On May 9, 2013, at 8:47 AM, Jed Rothwell wrote:

Alain Sepeda <alain.sep...@gmail.com> wrote:

It is experuimental anomalies, proven far below 50sigma, with many kind of anomalies proven, correlation with real-world factors and not with possible artifact source...

The role of correlation and real-world control factors is often overlooked, even by supporters. This is critically important. Cold fusion heat with the Pd-D system is correlated with several control factors, including:

* Heat appears with D but not H.

This is not true. Heat has been measured when H is used.

* Heat only appears with high loading.

This is only true during electrolysis. Although loading is important, high loading is not required when other methods are used, presumably because a larger concentration of NAE is present.

Here is the critical thing about these control parameters: they cannot affect temperature measurements. They cannot cause an artifact that looks like excess heat.

True

There may be minor differences between the thermal properties of heavy water and light water, but they are not enough to explain excess heat measured with an isoperibolic calorimeter. Even if you insist could be a factor, it would be crazy to suggest the difference between heavy and light water might explain heat measured outside the cell walls with a flow or Seebeck calorimeter.

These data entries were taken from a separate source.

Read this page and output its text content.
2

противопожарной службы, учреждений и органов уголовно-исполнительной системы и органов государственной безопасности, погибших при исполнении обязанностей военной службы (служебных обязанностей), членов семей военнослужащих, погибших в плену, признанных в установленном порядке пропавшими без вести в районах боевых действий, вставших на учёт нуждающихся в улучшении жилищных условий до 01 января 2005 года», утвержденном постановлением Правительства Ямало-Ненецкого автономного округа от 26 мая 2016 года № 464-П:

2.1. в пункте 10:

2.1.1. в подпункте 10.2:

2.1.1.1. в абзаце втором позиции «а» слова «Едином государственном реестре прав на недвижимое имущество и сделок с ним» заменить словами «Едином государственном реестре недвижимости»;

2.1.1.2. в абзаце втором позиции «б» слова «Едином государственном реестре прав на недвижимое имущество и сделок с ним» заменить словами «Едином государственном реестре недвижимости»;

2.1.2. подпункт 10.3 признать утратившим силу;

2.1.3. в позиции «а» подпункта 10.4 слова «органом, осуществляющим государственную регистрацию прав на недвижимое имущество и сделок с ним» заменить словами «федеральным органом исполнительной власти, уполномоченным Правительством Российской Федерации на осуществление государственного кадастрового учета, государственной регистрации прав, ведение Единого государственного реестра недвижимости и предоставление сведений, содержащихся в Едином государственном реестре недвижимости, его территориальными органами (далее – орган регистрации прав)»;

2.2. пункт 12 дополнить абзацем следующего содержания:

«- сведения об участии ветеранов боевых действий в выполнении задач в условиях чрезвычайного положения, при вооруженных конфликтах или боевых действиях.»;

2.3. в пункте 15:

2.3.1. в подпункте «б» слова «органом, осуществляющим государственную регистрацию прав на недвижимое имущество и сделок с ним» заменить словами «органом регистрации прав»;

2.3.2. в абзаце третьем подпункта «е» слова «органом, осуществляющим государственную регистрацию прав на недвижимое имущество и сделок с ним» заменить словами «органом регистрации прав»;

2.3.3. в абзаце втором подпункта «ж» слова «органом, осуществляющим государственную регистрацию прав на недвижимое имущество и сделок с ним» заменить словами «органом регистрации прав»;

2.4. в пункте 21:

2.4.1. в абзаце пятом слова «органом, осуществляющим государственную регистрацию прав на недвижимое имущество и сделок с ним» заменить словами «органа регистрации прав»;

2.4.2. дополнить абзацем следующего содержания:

A calorimeter is not affected by the source of energy. A calorimeter simply detects and measures heat energy from any source. To think otherwise would be like claiming that the length of a pipe would be determined by its material rather than by the ruler used for the measurement.

Ed Srorms

There is no way cathode loading can affect the performance of any kind of calorimeter.


(Alain: You should use an English spell check program. I depend on one!)